Serviva un risultato ed è arrivato. Servivano i gol e sono arrivati. Serviva una prova convincente e, in parte, è arrivata. Il Catania torna al successo battendo 3 a 0 la Paganese.

Si chiude nel migliore dei modi un 2015 non certo da incorniciare, ma questa vittoria potrebbe essere di buon auspicio perchè nel 2016 si possa cambiare rotta. Ma lo stesso Pippo Pancaro a fine partita ribadisce: “Voglio sottolineare che questa squadra ha conquistato 27 punti sul campo e se non fosse stato per la penalizzazione sarebbe terza in classifica, purtroppo le penalità ci fanno vedere un altro tipo di campionato”.

LA CRONACA. Un solo cambio rispetto a Melfi: Liverani in porta al posto di Bastianoni. Il primo tiro è di marca campana: Cunzi indisturbato arriva fino al limite dell’area, ma calcia debolmente. La risposta del Catania arriva dopo ben 13 minuti: Russotto intercetta un pallone a centrocampo, si invola verso l’area e calcia a lato.

La partita sonnecchia, ma all’improvviso il Catania passa: Russotto crossa e Calil, indisturbato, schiaccia in rete per il vantaggio rossazzurro. La partita si accende e il Catania passa ancora: un colpo di testa di Scarsella si stampa sulla traversa dopo la respinta del portiere, il pallone finisce a Pelagatti che di destro insacca. 2 a 0 Catania, partita sul binario giusto.
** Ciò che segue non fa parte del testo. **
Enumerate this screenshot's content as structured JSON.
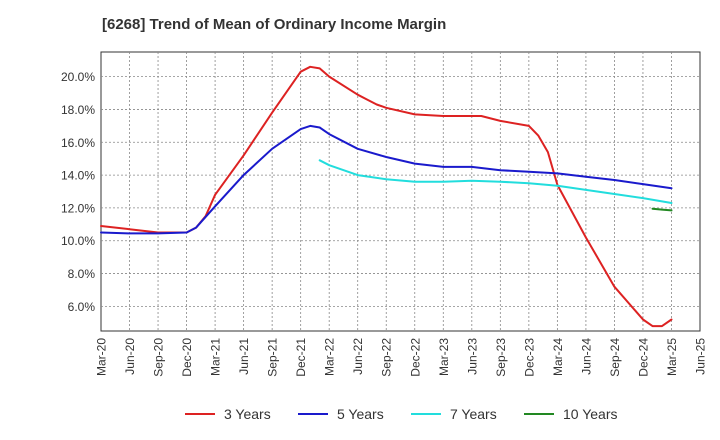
{
  "chart_data": {
    "type": "line",
    "title": "[6268]  Trend of Mean of Ordinary Income Margin",
    "xlabel": "",
    "ylabel": "",
    "x_ticks": [
      "Mar-20",
      "Jun-20",
      "Sep-20",
      "Dec-20",
      "Mar-21",
      "Jun-21",
      "Sep-21",
      "Dec-21",
      "Mar-22",
      "Jun-22",
      "Sep-22",
      "Dec-22",
      "Mar-23",
      "Jun-23",
      "Sep-23",
      "Dec-23",
      "Mar-24",
      "Jun-24",
      "Sep-24",
      "Dec-24",
      "Mar-25",
      "Jun-25"
    ],
    "y_ticks": [
      "6.0%",
      "8.0%",
      "10.0%",
      "12.0%",
      "14.0%",
      "16.0%",
      "18.0%",
      "20.0%"
    ],
    "ylim": [
      4.5,
      21.5
    ],
    "grid": true,
    "legend_position": "bottom",
    "series": [
      {
        "name": "3 Years",
        "color": "#dd2222",
        "x": [
          "2020-03",
          "2020-06",
          "2020-09",
          "2020-12",
          "2021-01",
          "2021-02",
          "2021-03",
          "2021-06",
          "2021-09",
          "2021-12",
          "2022-01",
          "2022-02",
          "2022-03",
          "2022-06",
          "2022-07",
          "2022-08",
          "2022-09",
          "2022-12",
          "2023-03",
          "2023-06",
          "2023-07",
          "2023-09",
          "2023-12",
          "2024-01",
          "2024-02",
          "2024-03",
          "2024-06",
          "2024-09",
          "2024-12",
          "2025-01",
          "2025-02",
          "2025-03"
        ],
        "values": [
          10.9,
          10.7,
          10.5,
          10.5,
          10.8,
          11.5,
          12.8,
          15.2,
          17.8,
          20.3,
          20.6,
          20.5,
          20.0,
          18.9,
          18.6,
          18.3,
          18.1,
          17.7,
          17.6,
          17.6,
          17.6,
          17.3,
          17.0,
          16.4,
          15.4,
          13.4,
          10.2,
          7.2,
          5.2,
          4.8,
          4.8,
          5.2
        ]
      },
      {
        "name": "5 Years",
        "color": "#1a1acc",
        "x": [
          "2020-03",
          "2020-06",
          "2020-09",
          "2020-12",
          "2021-01",
          "2021-03",
          "2021-06",
          "2021-09",
          "2021-12",
          "2022-01",
          "2022-02",
          "2022-03",
          "2022-06",
          "2022-09",
          "2022-12",
          "2023-03",
          "2023-06",
          "2023-09",
          "2023-12",
          "2024-03",
          "2024-06",
          "2024-09",
          "2024-12",
          "2025-03"
        ],
        "values": [
          10.5,
          10.45,
          10.45,
          10.5,
          10.8,
          12.1,
          14.0,
          15.6,
          16.8,
          17.0,
          16.9,
          16.5,
          15.6,
          15.1,
          14.7,
          14.5,
          14.5,
          14.3,
          14.2,
          14.1,
          13.9,
          13.7,
          13.45,
          13.2
        ]
      },
      {
        "name": "7 Years",
        "color": "#22dddd",
        "x": [
          "2022-02",
          "2022-03",
          "2022-06",
          "2022-09",
          "2022-12",
          "2023-03",
          "2023-06",
          "2023-09",
          "2023-12",
          "2024-03",
          "2024-06",
          "2024-09",
          "2024-12",
          "2025-03"
        ],
        "values": [
          14.9,
          14.6,
          14.0,
          13.75,
          13.6,
          13.6,
          13.65,
          13.6,
          13.5,
          13.35,
          13.1,
          12.85,
          12.6,
          12.3
        ]
      },
      {
        "name": "10 Years",
        "color": "#228822",
        "x": [
          "2025-01",
          "2025-02",
          "2025-03"
        ],
        "values": [
          11.95,
          11.9,
          11.85
        ]
      }
    ]
  }
}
Il Catania può giocare in scioltezza, ma rischia di subire: a salvare il doppio vantaggio ci pensa Liverani con un intervento super che ferma Cunzi. La Paganese rompe gli indugi e il Catania sfiora il terzo gol: pregevole conclusione a giro di Calil deviata in angolo da Marruocco.

La ripresa comincia con una strepitosa e, nello stesso tempo incredibile, azione del portiere della Paganese Marruocco che, palla al piede, esce dall’area di rigore e arriva fino alla trequarti del Catania prima di calciare debolmente verso la porta del collega Liverani. Il Catania sembra poter controllare, anche se, a volte, la difesa si distrae e regala occasioni agli avversari. Per fermare un contropiede Agazzi becca un giallo che gli costerà la prossima trasferta ad Andria. Succede poco, anzi pochissimo.

La Paganese non spinge e al Catania va benissimo così: Russotto ci prova su punizione da 30 metri, il pallone finisce fuori. Il numero sette cerca il gol in tutti i modi: al termine di un azione personale, tira in modo debole e non impegna Marruocco.

Pancaro inserisce Lulli al posto di Scarsella e il Catania trova il terzo gol: Garufo mette un pallone al centro per Calil, tap in vincente che vale il tre a zero. Una rete che chiude la partita, prima dell’espulsione di Lulli per doppia ammonizione. Nervosismo incomprensibile sul 3 a 0. Dopo tre minuti di recupero finisce la gara e il Catania chiude l’anno solare con una vittoria fondamentale per la classifica e il proseguo della stagione.